「韓国ドラマはなぜこんなに流行ったのか」——この問いに「面白いから」と答えるのは正確ではない。面白いコンテンツは世界中にある。なぜ韓国ドラマだけがここまで日本に浸透したのか。そこには構造的な理由がある。
理由1:Netflixが韓国を選んだ
韓国ドラマの世界的ブレイクは、コンテンツの質だけで起きたわけではない。Netflixが韓国コンテンツに多額の投資をしたことが大きい。
Netflixにとって、日本市場を攻略するために「アジア発・アジア的感性のコンテンツ」が必要だった。韓国はその供給源として機能した。つまり日本への韓国ドラマの流入は、プラットフォームの戦略的な判断でもある。
理由2:日本のテレビが自滅した
地上波ドラマの凋落は、韓国ドラマの台頭より前に始まっていた。視聴率競争、スポンサーへの忖度、リスク回避——その結果、感情を動かすドラマが作られなくなった。

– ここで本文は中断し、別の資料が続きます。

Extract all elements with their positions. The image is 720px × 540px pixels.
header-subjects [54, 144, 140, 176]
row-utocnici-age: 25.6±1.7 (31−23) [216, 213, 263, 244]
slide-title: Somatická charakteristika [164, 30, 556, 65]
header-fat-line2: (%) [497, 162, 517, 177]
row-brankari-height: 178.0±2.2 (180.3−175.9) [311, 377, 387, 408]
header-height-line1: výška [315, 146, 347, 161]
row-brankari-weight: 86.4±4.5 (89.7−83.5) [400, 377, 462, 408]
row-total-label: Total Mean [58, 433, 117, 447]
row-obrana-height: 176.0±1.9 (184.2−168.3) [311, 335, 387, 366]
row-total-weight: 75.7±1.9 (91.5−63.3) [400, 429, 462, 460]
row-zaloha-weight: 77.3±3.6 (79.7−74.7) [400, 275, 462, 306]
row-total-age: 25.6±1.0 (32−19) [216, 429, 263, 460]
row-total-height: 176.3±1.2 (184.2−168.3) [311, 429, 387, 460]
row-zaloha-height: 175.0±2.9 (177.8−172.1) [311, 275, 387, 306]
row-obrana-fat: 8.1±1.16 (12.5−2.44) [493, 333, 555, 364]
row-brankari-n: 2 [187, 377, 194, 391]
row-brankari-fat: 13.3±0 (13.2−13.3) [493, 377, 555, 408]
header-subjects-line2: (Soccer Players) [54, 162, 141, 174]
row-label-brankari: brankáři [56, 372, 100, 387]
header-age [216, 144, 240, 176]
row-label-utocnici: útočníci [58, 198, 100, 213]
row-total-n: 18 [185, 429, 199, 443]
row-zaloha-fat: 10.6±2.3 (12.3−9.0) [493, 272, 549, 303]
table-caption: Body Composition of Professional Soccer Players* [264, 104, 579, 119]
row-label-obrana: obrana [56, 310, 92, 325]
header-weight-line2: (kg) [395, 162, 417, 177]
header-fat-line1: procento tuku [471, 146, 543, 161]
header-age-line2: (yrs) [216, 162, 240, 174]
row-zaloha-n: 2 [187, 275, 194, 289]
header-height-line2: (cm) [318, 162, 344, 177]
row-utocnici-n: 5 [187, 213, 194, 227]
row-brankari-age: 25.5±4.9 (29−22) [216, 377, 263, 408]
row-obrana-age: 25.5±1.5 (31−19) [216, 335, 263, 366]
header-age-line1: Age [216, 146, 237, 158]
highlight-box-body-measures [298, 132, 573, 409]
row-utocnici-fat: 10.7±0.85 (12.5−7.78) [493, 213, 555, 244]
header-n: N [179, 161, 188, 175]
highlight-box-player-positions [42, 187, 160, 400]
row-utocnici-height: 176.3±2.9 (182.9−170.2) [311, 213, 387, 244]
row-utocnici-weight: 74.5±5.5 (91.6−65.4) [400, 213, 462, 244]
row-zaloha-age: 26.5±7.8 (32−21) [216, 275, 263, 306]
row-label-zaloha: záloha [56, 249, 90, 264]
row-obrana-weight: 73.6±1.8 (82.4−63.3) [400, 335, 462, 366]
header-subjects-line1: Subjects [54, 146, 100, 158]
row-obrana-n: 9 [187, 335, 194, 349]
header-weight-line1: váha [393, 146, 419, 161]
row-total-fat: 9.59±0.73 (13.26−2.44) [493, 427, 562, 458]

視聴者、特に女性は「見たいもの」を求めていた。その需要が国内で満たされなくなったとき、韓国ドラマが入ってきた。
流行の正体は、韓国の勝利ではなく日本の空白だ。
理由3:ハードルが下がった
かつて外国のドラマを見るには、レンタルビデオ店に行き、字幕を追う努力が必要だった。今はスマートフォンで即座に視聴できる。字幕も自動で出る。
技術的なハードルの消滅が、「韓国ドラマを見る」という行動のコストを限りなくゼロに近づけた。
理由4:SNSの口コミ構造
韓国ドラマはSNSでの拡散に適している。「◯話で泣いた」「このシーンがすごい」という感情的な反応が投稿しやすい構造になっている。口コミが口コミを呼ぶサイクルが、地上波の宣伝なしに機能した。
まとめ
韓国ドラマが流行った理由を一言で言えば、「日本の空白」×「プラットフォームの戦略」×「技術的ハードルの消滅」が重なったタイミングの産物だ。
韓国コンテンツ産業の実力は本物だが、それだけでは説明できない。構造が揃ったから、ここまで広がった。